HYDRO Systems KG
General Terms of Delivery
Dated November 11, 2016
1. AREA OF APPLICATION.
1. All deliveries and services of HYDRO Systems KG and of affiliated companies of HYDRO Systems KG (in the following collectively referred to as "HYDRO") are based exclusively on these General Terms of Delivery and any separate contractual agreements.
HYDRO repudiate adverse or deviating terms and conditions of the contractual partner unless HYDRO expressly agreed to their validity.
2. The General Terms of Delivery only apply to merchants (“Kaufleute”), governmental entities or special estates under public law. The General Terms of Delivery do in particular not apply to natural persons concluding the contract for a purpose that is neither related to their commercial nor their independent professional activity ("consumers").
1. Offers by HYDRO are not binding, unless otherwise provided in the order confirmation.

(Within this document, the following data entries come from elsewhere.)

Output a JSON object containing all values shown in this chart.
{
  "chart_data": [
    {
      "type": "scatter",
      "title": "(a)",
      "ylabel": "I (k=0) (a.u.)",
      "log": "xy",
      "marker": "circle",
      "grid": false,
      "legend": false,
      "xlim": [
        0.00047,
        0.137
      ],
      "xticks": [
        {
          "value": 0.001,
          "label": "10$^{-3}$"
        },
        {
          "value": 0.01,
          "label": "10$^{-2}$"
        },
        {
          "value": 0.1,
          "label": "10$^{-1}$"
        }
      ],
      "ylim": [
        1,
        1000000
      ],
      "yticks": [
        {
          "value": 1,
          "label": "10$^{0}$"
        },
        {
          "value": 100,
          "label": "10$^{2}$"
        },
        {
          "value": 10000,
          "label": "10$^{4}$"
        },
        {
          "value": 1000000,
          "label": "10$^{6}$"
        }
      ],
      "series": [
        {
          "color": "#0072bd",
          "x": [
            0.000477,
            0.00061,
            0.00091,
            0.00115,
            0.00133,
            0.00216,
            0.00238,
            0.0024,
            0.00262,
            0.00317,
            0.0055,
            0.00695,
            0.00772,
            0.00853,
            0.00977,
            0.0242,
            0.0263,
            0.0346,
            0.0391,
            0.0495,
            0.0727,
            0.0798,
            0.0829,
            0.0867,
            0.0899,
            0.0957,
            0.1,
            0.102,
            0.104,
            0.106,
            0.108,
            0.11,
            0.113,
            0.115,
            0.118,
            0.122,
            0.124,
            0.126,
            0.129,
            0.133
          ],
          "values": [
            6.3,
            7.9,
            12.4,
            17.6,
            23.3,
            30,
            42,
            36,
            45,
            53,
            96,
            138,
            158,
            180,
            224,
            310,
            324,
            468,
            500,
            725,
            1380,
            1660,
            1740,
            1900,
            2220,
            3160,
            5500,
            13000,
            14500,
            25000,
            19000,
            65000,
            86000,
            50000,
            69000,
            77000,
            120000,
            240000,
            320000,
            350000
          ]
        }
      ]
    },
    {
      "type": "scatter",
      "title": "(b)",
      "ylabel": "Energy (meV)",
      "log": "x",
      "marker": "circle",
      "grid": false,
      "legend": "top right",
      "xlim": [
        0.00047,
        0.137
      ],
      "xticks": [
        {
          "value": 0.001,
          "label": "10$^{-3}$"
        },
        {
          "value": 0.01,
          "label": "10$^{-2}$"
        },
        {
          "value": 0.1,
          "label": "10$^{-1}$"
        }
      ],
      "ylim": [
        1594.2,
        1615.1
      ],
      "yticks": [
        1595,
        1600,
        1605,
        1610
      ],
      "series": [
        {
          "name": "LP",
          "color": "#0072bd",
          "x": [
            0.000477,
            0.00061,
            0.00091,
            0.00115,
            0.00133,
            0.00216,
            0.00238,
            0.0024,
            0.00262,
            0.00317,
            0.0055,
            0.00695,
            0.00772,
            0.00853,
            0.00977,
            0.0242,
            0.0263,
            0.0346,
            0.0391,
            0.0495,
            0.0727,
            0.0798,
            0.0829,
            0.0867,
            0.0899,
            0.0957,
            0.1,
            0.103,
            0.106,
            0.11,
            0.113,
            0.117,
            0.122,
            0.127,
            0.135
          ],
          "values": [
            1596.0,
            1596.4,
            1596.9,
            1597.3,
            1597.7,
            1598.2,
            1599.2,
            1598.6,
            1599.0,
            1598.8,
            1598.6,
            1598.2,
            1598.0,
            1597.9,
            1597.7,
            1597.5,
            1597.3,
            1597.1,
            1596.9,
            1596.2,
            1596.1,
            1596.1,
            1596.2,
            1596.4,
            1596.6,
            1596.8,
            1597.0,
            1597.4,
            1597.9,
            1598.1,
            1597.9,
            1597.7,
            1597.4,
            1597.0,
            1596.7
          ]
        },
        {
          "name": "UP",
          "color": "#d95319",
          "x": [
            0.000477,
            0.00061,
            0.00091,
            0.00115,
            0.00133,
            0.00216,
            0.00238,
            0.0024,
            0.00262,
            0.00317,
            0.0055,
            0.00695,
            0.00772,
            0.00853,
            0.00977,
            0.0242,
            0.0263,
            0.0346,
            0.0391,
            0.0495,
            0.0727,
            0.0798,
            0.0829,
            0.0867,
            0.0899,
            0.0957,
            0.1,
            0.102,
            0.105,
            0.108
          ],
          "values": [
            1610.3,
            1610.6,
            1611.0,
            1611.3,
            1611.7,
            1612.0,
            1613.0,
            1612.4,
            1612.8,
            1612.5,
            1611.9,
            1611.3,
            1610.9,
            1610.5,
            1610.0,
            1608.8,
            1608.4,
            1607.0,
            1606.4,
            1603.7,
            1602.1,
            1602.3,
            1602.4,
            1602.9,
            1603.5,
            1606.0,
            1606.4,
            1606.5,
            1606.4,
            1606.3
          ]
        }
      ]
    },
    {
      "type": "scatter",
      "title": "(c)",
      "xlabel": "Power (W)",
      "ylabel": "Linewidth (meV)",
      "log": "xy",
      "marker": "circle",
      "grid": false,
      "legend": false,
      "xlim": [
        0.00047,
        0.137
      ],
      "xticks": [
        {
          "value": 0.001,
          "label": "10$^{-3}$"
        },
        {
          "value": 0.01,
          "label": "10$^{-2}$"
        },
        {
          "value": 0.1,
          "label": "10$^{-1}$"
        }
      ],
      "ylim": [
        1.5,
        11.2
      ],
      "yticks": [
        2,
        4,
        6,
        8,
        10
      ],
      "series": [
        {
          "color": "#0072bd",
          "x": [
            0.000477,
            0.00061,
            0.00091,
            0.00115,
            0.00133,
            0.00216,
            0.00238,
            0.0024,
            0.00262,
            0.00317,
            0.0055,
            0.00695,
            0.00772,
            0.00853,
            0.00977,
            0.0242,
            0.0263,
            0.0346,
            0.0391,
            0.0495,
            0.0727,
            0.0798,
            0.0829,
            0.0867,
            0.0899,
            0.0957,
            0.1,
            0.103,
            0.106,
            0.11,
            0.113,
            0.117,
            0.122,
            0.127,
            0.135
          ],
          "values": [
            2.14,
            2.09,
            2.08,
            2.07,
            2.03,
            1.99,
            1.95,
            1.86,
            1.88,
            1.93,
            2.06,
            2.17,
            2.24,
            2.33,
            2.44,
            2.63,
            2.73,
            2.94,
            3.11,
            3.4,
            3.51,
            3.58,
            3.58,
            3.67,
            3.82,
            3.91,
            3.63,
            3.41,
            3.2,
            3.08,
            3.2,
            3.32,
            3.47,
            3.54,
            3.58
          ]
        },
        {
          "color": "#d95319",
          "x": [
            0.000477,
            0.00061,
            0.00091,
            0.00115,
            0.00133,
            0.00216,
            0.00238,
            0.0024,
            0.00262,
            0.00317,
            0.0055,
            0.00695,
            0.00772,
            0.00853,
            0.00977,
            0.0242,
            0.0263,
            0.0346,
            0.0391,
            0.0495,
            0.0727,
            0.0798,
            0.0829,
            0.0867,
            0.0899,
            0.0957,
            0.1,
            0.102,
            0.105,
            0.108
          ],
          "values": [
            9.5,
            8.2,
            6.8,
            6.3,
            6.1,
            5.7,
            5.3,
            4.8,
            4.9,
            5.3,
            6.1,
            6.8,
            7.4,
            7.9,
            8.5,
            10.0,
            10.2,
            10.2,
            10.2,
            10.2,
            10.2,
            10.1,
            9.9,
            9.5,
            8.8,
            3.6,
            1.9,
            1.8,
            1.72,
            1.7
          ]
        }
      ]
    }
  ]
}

2. Illustrations, drawings, sketches and other documents exclusively remain in the property of HYDRO. Without written consent by HYDRO, the contractual partner may not copy, reproduce, give or disclose them to third parties. Contraventions oblige the offender to pay damages. At HYDRO's request, all above-mentioned documents have to be returned immediately.
In the absence of a special agreement, prices apply ex works or ex warehouse plus packaging, shipping and insurance as well as the respective statutory value added tax. Packaging is charged at cost price.
1. The payment terms agreed upon with the contractual partner shall apply.
2. Cheques are only accepted upon special agreement on account of performance and are not regarded as payment until credited unconditionally. Bills of exchange are not accepted except when otherwise stipulated.
3. A payment that does not cover the repayment of liabilities shall be used for repayment in the following order, unless a different provision covering repayment has been defined by the contractual partner: costs, interest, older principal claim(s).
4. If the contractual partner defaults on payment, HYDRO are authorised to charge default interest amounting to 9 percentage points p.a. above the base rate as of the time the contractual partner falls into arrears. The contractual parties are at liberty to provide proof of higher or significantly lower actual damages. HYDRO's rights arising from item 5.6 remain unaffected.
5. The right to offset or the right of retention are only permitted on the basis of the contractual partner's legal claims that HYDRO have recognized, not disputed, which are ready for decision or which have been established by final judgement. Furthermore, the contractual partner shall only be entitled to execute their right of retention insofar as their counter-claim is based on the same contractual relationship.
5. DELIVERY DATE, LACK OF ABILITY TO PAY, DEFAULT OF ACCEPTANCE.
1. If a delivery period has been agreed, this period shall not commence until the documents to be procured by the contractual partner have been provided and the technical questions to be answered by the contractual partner and the desired design details to be specified by them have been clarified in full.
2. The delivery period is considered to be met if the circumstances bringing about the transfer of risk as per item 6 have occurred.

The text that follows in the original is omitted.